PhD in Applied Philosophy

The PhD Applied Philosophy is an innovative program at the University of Waterloo that brings together abstract theorizing and practical problems. 

Program

Applied philosophy involves engaging with and reflecting on real, practical situations and problems. It requires bidirectional thinking: reflecting both on how existing philosophical ideas and theories help us understand and solve practical problems, and also on how the details of actual cases lead us to reexamine and reformulate existing theories. 

The main objective of the Applied Philosophy Program is to teach students how to integrate theoretical training in philosophy with the ability to apply philosophy to practical problems. This training will prepare graduates for pluralistic career pathways. Outside the university, there is an increasing awareness of the fruitfulness of philosophical training and perspectives for solving complex problems. Philosophers are trained to think logically and abstractly about complex problems, and this training is useful in a variety of domains in government, health care, business, charitable organizations, and beyond.

An Applied Research Placement could involve applying ethics in a research project at a hospital on end of life care or applying philosophy of science, epistemology, and ethics in a research project at a government agency on science policy or applying philosophy of language and ethics in a research project at an internet publishing company on distinguishing between erotica and pornography.

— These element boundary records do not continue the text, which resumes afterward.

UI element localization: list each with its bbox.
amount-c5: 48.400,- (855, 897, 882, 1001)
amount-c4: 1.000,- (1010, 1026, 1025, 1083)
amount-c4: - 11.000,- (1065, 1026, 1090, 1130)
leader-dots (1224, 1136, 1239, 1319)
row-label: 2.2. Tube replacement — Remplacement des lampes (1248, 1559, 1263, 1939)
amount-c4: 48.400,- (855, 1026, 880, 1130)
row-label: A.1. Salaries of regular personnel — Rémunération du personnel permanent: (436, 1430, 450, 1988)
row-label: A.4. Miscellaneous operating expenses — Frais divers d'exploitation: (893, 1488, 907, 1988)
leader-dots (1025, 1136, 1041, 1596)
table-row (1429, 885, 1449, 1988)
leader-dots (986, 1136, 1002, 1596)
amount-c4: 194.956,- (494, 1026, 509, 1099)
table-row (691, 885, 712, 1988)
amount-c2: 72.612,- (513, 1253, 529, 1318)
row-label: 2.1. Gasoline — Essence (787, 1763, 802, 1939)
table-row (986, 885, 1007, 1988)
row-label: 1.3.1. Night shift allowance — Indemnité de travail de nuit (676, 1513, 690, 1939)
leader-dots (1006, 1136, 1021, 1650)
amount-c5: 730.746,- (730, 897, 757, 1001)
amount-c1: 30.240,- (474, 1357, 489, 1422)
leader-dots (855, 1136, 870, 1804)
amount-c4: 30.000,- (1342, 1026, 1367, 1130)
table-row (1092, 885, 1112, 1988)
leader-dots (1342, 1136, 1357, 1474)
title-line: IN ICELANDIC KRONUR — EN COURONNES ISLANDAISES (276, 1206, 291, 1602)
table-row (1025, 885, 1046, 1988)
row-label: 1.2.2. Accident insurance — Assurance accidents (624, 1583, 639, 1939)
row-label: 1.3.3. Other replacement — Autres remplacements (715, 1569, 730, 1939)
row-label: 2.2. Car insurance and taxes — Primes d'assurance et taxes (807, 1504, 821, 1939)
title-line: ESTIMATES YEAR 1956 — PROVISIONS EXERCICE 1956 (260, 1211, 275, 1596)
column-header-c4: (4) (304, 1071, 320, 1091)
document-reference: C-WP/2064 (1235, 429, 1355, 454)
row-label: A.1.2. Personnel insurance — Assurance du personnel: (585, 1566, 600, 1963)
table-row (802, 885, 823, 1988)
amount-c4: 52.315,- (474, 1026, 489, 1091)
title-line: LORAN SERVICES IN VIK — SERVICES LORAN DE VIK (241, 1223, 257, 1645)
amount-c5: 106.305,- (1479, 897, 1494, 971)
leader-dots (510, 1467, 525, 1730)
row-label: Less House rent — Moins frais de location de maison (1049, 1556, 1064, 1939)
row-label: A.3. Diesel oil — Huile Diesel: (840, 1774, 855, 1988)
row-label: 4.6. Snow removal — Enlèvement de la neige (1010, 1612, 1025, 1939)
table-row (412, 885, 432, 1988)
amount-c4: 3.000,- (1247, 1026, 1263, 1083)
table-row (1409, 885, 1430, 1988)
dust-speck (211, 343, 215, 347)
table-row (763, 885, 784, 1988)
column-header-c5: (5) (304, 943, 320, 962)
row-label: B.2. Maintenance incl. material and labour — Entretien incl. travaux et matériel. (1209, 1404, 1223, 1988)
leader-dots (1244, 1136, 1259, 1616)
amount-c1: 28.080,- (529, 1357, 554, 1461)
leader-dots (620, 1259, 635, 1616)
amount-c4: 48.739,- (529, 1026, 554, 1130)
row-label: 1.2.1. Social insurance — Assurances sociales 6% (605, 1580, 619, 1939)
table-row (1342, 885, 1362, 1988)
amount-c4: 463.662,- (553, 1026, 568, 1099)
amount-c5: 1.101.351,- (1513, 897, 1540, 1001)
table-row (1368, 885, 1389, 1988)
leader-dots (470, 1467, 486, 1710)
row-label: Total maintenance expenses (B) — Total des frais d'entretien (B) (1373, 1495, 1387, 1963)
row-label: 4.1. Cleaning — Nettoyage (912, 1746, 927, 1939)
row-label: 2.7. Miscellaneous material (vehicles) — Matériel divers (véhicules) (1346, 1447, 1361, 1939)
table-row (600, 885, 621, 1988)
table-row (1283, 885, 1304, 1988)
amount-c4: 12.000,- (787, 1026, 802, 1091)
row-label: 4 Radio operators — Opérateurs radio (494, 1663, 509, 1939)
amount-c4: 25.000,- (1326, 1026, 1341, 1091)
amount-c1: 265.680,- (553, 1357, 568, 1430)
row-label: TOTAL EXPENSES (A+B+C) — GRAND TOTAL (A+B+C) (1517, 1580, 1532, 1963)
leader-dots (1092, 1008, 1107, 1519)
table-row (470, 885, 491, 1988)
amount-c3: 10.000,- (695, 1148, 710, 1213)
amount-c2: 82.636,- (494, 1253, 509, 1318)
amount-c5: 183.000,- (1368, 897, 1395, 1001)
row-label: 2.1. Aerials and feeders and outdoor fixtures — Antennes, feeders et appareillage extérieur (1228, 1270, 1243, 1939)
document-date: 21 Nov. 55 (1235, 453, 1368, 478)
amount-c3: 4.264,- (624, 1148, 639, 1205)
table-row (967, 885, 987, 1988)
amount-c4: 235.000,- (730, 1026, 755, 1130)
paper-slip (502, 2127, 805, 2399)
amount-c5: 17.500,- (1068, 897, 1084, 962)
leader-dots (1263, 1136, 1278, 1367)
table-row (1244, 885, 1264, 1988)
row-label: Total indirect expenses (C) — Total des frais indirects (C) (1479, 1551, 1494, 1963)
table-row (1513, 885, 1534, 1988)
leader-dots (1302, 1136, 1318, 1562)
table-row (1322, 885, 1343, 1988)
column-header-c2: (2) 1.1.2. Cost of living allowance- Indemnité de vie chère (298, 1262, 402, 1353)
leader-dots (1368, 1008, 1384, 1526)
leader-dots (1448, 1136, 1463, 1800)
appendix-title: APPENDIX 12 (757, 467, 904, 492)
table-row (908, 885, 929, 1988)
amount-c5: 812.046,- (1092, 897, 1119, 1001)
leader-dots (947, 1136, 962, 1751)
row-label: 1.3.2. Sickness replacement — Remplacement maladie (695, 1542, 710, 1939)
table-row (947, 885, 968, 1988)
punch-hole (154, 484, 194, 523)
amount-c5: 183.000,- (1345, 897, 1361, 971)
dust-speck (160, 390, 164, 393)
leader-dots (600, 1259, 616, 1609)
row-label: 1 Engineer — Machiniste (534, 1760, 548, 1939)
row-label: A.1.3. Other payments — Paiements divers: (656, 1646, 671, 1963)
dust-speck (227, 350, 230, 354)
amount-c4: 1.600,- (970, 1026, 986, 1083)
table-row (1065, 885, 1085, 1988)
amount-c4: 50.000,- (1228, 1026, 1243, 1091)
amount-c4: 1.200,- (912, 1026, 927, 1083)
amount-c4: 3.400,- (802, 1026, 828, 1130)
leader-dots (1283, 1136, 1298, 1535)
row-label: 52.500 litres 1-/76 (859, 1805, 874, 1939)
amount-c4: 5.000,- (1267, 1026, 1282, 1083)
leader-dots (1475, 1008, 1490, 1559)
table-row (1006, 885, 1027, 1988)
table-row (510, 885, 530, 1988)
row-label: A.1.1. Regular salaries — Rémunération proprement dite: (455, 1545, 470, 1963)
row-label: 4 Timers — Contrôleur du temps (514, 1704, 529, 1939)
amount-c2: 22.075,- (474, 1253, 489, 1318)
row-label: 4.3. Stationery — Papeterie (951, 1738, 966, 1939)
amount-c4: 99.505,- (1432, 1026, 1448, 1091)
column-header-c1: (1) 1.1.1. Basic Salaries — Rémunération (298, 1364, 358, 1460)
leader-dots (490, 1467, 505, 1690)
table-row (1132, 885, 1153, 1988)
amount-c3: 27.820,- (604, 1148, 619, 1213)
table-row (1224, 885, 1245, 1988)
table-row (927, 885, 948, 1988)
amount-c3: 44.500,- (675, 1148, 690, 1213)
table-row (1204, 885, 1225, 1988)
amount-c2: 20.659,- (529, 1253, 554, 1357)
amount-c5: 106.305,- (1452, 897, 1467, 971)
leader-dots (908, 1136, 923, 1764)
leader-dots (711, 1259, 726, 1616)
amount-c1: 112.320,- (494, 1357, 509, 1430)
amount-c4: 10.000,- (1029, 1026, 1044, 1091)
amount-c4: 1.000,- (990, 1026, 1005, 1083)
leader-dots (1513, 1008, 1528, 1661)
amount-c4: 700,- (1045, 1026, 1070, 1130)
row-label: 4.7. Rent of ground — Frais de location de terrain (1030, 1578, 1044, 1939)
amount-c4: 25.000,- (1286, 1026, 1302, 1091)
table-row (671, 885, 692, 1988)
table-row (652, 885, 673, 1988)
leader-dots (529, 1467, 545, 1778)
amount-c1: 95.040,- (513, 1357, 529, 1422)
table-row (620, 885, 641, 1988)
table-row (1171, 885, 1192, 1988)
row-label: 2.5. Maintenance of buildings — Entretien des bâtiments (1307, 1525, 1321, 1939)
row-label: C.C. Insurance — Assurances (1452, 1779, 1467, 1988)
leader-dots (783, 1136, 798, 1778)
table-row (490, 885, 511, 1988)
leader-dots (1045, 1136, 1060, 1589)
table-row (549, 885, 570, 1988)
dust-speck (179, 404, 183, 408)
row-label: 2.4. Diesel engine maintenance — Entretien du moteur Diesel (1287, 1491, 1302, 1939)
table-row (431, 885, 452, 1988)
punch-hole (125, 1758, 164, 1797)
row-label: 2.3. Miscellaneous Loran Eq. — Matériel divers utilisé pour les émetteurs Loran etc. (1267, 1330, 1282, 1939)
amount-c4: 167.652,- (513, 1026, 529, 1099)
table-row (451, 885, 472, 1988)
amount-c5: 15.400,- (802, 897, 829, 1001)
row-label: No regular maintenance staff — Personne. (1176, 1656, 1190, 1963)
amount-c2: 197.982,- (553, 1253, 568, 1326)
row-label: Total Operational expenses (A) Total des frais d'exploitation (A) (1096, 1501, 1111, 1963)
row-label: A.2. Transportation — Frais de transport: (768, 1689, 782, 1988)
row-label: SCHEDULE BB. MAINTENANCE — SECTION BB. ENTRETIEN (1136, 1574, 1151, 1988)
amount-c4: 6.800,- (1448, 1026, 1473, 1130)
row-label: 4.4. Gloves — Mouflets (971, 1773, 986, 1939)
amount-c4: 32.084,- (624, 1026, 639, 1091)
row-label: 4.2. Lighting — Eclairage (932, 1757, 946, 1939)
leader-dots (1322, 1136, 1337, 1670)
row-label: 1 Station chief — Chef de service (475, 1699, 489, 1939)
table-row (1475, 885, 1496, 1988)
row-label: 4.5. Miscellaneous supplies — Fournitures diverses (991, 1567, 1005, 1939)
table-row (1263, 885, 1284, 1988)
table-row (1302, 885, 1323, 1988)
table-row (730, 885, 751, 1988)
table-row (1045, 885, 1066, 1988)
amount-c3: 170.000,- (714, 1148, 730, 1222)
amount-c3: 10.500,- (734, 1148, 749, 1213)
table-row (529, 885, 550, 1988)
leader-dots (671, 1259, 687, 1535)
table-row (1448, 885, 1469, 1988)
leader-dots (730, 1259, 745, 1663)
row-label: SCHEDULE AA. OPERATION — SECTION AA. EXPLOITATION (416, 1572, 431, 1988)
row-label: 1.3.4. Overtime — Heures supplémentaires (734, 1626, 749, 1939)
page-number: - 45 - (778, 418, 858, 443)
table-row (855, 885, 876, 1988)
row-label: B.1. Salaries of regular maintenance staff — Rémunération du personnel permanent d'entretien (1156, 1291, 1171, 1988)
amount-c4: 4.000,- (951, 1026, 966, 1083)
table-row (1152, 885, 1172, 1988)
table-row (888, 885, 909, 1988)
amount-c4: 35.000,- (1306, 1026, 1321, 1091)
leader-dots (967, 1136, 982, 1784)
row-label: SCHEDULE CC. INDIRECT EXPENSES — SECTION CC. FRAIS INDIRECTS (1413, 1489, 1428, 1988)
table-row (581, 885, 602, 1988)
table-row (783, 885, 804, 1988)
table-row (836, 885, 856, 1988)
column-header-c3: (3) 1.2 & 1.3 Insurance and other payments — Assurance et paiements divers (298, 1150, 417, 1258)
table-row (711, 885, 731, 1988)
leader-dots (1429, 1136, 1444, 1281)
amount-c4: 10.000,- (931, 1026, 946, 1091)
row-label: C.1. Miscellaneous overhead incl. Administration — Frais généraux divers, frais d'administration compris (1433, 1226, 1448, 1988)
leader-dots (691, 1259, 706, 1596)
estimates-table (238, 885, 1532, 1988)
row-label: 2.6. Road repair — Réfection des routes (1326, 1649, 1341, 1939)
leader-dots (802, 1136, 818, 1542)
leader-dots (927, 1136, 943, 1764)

The PhD in Applied Philosophy requires the completion of course work, a prospectus and a dissertation project. Students complete an Applied Research Placement at a host organization (e.g., non-profit, hospital, business, government agency). 

Key features

  • Coursework focused on engagement with practical problems
  • Flexible assignments to learn various communication styles
  • The Applied Research Placement, an eight-month activity combining scholarly work with a host organization
  • Dissertation projects with non-traditional components, such as policy recommendations or articles for the popular press
  • Training appropriate for academic and non-academic careers

The applied philosophy degree preserves the status of the program as a research PhD, which makes graduates strong candidates for both academic and non-academic careers. Dissertation projects will remain sole-authored major research projects. The distinctive aspect of the applied program is the focus on the solution of a particular practical problem rather than on detailed engagement with current professional philosophical literature

Funding

All PhD students in the Department of Philosophy receive a standard annual funding package, which will continue during the placement. The department also has special funds available for extra expenses that may be incurred during the placement.

MITACS

The Department of Philosophy has formed a relationship with MITACS, a national non-profit research and training organization that facilitates graduate student internships. Students accepted for MITACS placements will receive special funding jointly through MITACS and their host organizations.

Admissions

Applications are due by February 1 for the following academic year. Admissions requirements are similar to those for traditional philosophy PhD programs, though we are open to candidates with a broader range of academic backgrounds.